Our waiter promised that by beginning with the North Sea crab (£11) and finishing on the chocolate, miso and hazelnut dessert (£9), we couldn’t go wrong. The crab arrived in its oval shell, the delicate meat suspended in brothy, buttery goodness and garnished with dill. Spooned onto a slice of sourdough, it was a great start to the meal.
Next came the perfectly tender Wye Valley asparagus with cheddar (£9), a dish that managed to make this occasionally clumsy cheese taste delicate (no offence, Cathedral City). It was such a triumph that we ordered a side of sourdough bread, which came alongside an Edinburgh Butter Company sample and yet more cheddar dip (£6).
The Arbroath smokie croquettes with katsuobushi (£9) were a welcome interruption and a sophisticated introduction to Noto’s subtle, Asian touches. Unlike the bulky hefts of potato that ‘croquette’ often applies to, these were bite-sized, crispy on the outside and impossibly fluffy inside. The smoky haddock was subtle, elevated by wisps of dried Japanese tuna and leading to a brief altercation about whose the last croquette was (a testament to their more-ish-ness).

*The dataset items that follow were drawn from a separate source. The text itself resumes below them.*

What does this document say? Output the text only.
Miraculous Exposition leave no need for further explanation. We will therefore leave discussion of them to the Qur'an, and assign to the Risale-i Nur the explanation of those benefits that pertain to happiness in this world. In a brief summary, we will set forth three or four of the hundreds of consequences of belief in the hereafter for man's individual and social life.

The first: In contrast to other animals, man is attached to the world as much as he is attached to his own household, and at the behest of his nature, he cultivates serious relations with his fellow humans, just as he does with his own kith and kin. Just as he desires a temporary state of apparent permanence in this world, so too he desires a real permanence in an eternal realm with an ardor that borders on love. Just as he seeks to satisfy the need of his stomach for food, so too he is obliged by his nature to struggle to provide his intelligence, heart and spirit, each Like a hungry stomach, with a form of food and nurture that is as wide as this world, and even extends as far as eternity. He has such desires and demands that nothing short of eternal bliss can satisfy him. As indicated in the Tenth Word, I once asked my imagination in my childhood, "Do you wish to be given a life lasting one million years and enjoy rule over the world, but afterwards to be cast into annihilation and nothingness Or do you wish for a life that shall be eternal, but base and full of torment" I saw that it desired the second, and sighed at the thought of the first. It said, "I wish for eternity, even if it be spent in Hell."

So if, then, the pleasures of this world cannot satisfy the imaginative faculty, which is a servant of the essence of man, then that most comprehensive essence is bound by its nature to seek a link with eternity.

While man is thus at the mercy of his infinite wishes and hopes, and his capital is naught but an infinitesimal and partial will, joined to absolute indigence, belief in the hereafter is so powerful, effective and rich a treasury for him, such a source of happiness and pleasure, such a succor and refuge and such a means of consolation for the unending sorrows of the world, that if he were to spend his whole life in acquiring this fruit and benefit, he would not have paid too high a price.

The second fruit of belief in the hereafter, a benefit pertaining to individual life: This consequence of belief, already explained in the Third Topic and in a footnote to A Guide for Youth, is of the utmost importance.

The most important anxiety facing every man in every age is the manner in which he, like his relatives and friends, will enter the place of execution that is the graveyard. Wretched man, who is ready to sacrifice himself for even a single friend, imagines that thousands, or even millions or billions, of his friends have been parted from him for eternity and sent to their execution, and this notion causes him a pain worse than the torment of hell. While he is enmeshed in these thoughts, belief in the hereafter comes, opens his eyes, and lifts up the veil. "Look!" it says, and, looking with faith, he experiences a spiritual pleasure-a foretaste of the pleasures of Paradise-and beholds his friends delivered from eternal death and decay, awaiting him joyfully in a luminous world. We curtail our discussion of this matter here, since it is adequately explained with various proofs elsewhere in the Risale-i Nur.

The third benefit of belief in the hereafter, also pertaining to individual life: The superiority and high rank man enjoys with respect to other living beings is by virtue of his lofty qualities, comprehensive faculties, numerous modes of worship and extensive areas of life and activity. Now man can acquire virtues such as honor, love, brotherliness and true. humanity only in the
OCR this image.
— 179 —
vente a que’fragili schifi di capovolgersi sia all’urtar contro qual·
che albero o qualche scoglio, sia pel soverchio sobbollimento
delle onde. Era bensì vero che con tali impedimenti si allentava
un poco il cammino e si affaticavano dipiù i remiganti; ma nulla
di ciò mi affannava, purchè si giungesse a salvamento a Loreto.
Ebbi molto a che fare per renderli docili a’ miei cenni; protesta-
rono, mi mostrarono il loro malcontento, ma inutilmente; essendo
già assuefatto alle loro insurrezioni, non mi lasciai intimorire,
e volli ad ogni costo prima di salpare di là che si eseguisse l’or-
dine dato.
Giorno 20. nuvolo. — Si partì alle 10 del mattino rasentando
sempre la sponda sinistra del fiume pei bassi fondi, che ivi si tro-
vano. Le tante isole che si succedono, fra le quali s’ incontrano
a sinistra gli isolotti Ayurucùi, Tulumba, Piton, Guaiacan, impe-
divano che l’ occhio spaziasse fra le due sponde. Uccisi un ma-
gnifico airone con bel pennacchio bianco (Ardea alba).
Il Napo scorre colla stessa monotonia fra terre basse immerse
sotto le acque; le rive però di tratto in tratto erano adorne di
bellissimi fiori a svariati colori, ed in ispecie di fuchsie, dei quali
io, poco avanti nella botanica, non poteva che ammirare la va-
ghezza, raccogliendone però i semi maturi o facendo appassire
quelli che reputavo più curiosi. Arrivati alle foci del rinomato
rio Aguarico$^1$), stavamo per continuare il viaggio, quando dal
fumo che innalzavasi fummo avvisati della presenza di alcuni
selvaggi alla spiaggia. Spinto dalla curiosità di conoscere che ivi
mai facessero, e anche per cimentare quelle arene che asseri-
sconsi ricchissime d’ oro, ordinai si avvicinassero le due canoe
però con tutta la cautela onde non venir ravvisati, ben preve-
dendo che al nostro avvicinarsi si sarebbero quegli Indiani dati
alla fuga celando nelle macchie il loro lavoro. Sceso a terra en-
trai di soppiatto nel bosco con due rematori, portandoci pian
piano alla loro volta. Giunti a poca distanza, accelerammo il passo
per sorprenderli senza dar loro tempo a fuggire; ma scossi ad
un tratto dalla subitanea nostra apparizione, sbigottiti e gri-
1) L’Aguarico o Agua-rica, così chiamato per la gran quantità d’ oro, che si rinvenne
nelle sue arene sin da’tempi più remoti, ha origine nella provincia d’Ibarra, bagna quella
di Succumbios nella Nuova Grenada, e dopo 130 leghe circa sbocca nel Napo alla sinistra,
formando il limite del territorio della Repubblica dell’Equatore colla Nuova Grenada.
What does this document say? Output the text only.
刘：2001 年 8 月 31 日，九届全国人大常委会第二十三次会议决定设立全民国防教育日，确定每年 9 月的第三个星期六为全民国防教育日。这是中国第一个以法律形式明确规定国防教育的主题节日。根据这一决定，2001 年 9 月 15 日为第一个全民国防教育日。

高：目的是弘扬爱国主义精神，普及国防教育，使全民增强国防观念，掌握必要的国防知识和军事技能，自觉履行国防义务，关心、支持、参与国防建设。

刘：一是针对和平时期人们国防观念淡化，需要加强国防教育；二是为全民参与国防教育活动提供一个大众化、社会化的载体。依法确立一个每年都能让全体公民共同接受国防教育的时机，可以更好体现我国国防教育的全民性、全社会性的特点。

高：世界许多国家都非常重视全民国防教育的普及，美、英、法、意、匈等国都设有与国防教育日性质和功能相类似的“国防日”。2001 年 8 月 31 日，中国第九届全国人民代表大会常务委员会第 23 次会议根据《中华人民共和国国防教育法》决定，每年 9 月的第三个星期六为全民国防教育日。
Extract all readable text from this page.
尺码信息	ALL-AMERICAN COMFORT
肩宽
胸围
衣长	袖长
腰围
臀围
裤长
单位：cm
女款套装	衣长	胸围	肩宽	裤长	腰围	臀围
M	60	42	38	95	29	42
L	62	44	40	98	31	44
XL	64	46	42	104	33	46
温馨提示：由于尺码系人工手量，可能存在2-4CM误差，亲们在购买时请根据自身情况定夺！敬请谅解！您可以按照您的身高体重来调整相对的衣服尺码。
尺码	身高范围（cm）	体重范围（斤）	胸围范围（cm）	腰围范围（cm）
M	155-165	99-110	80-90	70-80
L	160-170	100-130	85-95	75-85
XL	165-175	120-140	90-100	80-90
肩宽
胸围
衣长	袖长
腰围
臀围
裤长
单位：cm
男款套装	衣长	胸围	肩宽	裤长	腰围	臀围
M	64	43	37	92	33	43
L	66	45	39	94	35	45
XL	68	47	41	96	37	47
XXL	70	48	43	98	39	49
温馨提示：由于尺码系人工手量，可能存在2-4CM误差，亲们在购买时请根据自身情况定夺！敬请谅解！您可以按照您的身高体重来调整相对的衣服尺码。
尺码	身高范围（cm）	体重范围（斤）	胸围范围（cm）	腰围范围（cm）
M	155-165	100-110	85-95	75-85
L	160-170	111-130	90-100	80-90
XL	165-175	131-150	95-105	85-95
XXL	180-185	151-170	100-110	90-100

The final pair in this procession were my favourites: grilled pork belly (£10), served alongside tangy white kimchi and crystallised cashew nuts, and three glorious little towers of fried potato rosti (£10), piped with truffle cream cheese and chives. Here, similar to the crab, I was struck by the innovative presentation of each dish, though at no point was substance sacrificed for style. The pork was skewered, brilliantly charred, and glazed with a sticky sweet sauce – one for the meat-eaters who don’t fancy the braised wagyu cheek (£28).
After a brief intermission and a sip of kombucha came our pudding, the chocolate, miso and hazelnut dessert I mentioned earlier. We delighted in cracking the crystallised chocolatey sheet over a bed of mousse using our spoons, finding crunchy hazelnuts and a sleek drizzle of miso caramel.
The DesignMyNight Digest
Noto has mastered the art of elegant small plates that truly satisfy, inviting you to master the art of sharing in return. Be prepared to clash forks over buttery crab, or brush hands reaching for a rosti, though there’s probably still more on its glorious way. Seasonally inspired with an Asian flair, this is a must-try for those seeking an intimate and innovative dining experience.
💰 The damage: £81.50 for two, plus service.
📍 The location: 47a Thistle St, Edinburgh EH2 1DY
👌 Perfect for: Intimate date nights.
⭐ Need to know: For more upmarket eats, check out Noto's sister restaurant, Aizle Edinburgh.